Le déséquilibre régional se reflète à travers la répartition de la population. Si la population départementale s’est accrue approximativement des trois quarts de 1876 à 1975, l’évolution par arrondissement est plus significative. Ainsi, l’arrondissement de Toul a décliné (56 359 hab. en 1975). Celui de Lunéville a reculé aussi (78 500). Par contre, celui de Nancy a vu sa population plus que doubler (395 593 en 1975). Mais c’est le nord industriel qui a connu l’expansion proportionnellement la plus importante, l’arrondissement de Briey passant, de 1876 à 1975, de 63 400 à 192 135. Ce chiffre est cependant en retrait sur celui de 1962 (205 300), illustrant les conséquences de la crise de la sidérurgie. L’agriculture ne compte plus que 8 000 exploitations. Seulement 50 p. 100 exploitent plus de 20 ha, mais utilisent 90 p. 100 de la superficie agricole utile. Dans le Pays Haut, la superficie moyenne par exploitation est de 46 ha ; dans le Toulois, elle n’est que de 10 ha. Là, la vigne connaît une certaine renaissance (400 ha). L’industrie sidérurgique marque profondément le département. Celui-ci fournit jusqu’à 27 Mt de minerai de fer, 5 Mt de fonte et 6 Mt d’acier. Mais le regroupement de la sidérurgie se faisant au profit du sillon mosellan, le Pays Haut traverse une crise grave. La reconversion est trop lente pour empêcher l’exode des travailleurs. Les soudières de Meurthe-et-Moselle commercialisent en moyenne 800 000 t de carbonate et de soude caustique. L’agglomération de Nancy*, aux activités diversifiées, est la zone la plus prospère, constituant la partie sud de la « métropole lorraine », qui s’allonge de Thionville à Nancy en passant par Metz.

F. R.

➙ Lorraine / Nancy.

Meuse. 55

Départ. de la Région Lorraine ; 6 220 km2 ; 203 904 hab. (Meusiens). Ch.-l. Bar-le-Duc. S.-préf. Commercy et Verdun*.


La Meuse est le plus rural et le moins peuplé des quatre départements lorrains. Physiquement, il correspond à la partie orientale du Bassin parisien. Son axe naturel principal est la vallée de la Meuse, qui le traverse du sud au nord, mais à l’ouest des Côtes (ou Hauts) de Meuse. Contrairement aux Côtes de Moselle, il n’y a pas de cours d’eau au pied des Côtes de Meuse. La grande voie de passage est reportée plus à l’ouest, c’est la vallée mosane proprement dite. On peut distinguer plusieurs régions constituées en bandes longitudinales parallèles.

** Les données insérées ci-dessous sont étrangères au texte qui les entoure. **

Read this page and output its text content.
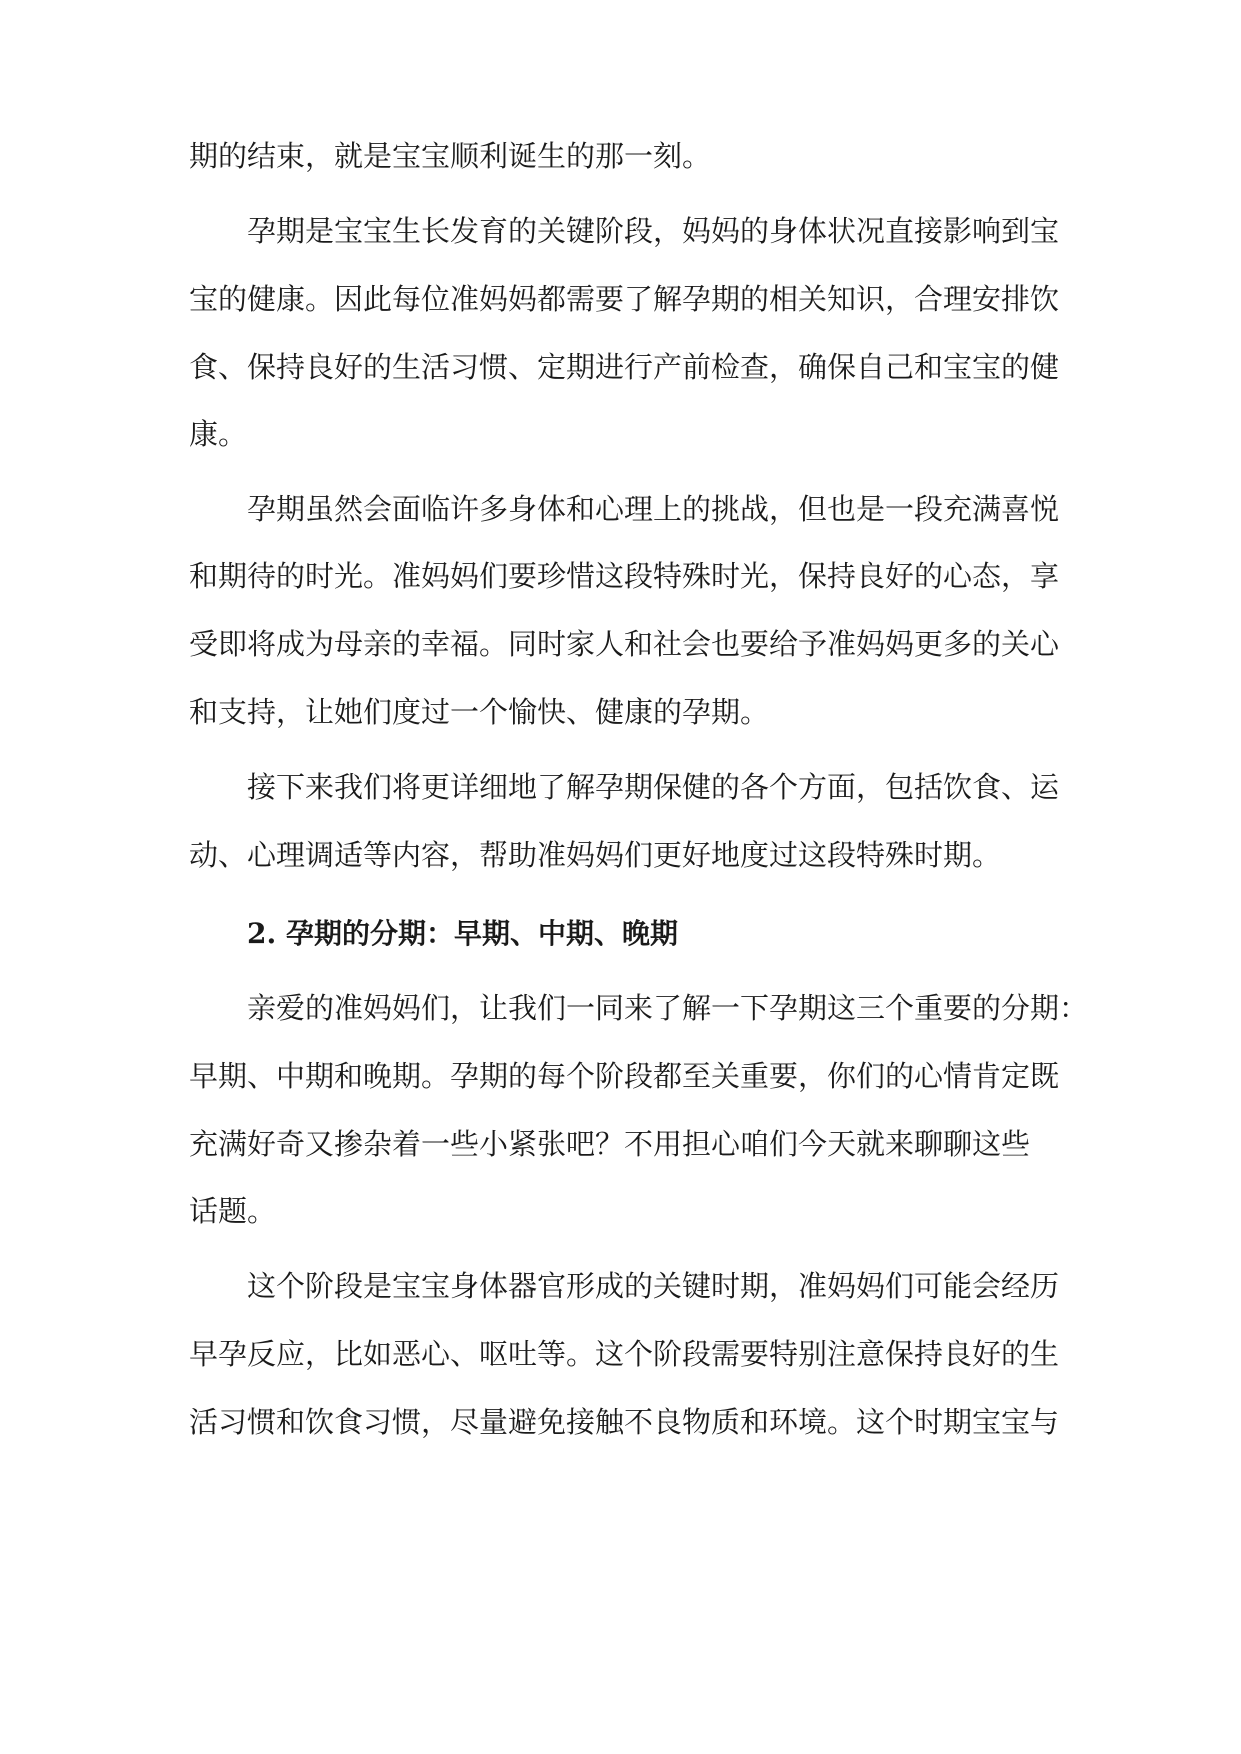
期的结束，就是宝宝顺利诞生的那一刻。
孕期是宝宝生长发育的关键阶段，妈妈的身体状况直接影响到宝
宝的健康。因此每位准妈妈都需要了解孕期的相关知识，合理安排饮
食、保持良好的生活习惯、定期进行产前检查，确保自己和宝宝的健
康。
孕期虽然会面临许多身体和心理上的挑战，但也是一段充满喜悦
和期待的时光。准妈妈们要珍惜这段特殊时光，保持良好的心态，享
受即将成为母亲的幸福。同时家人和社会也要给予准妈妈更多的关心
和支持，让她们度过一个愉快、健康的孕期。
接下来我们将更详细地了解孕期保健的各个方面，包括饮食、运
动、心理调适等内容，帮助准妈妈们更好地度过这段特殊时期。
2. 孕期的分期：早期、中期、晚期
亲爱的准妈妈们，让我们一同来了解一下孕期这三个重要的分期：
早期、中期和晚期。孕期的每个阶段都至关重要，你们的心情肯定既
充满好奇又掺杂着一些小紧张吧？不用担心咱们今天就来聊聊这些
话题。
这个阶段是宝宝身体器官形成的关键时期，准妈妈们可能会经历
早孕反应，比如恶心、呕吐等。这个阶段需要特别注意保持良好的生
活习惯和饮食习惯，尽量避免接触不良物质和环境。这个时期宝宝与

À l’est, les marnes et argiles du Callovien et de l’Oxfordien constituent la Woëvre. La faible pente du relief rend l’écoulement des eaux difficile. De ce fait, les étangs sont nombreux. Tous, cependant, ne sont pas d’origine naturelle. Les Côtes de Meuse sont la réplique des Côtes de Moselle, avec, cependant, quelques différences. La dénivellation est ici nettement moins importante. En l’absence d’un cours d’eau subséquent, l’érosion n’a pu affouiller les couches d’une manière aussi efficace que ne l’a fait la Moselle ; ainsi, on n’a pas une véritable dépression subséquente engendrant la fonction de passage. Les villages des Côtes de Meuse sont beaucoup plus isolés que ceux des Côtes de Moselle. Le plateau est constitué par le prolongement de la côte. Aussi les calcaires durs formant la corniche de la cuesta donnent-ils des plateaux aux surfaces peu ondulées. Quelques vallées entaillent les plateaux. Lorsque les calcaires sont à peine altérés, ils sont occupés par des forêts.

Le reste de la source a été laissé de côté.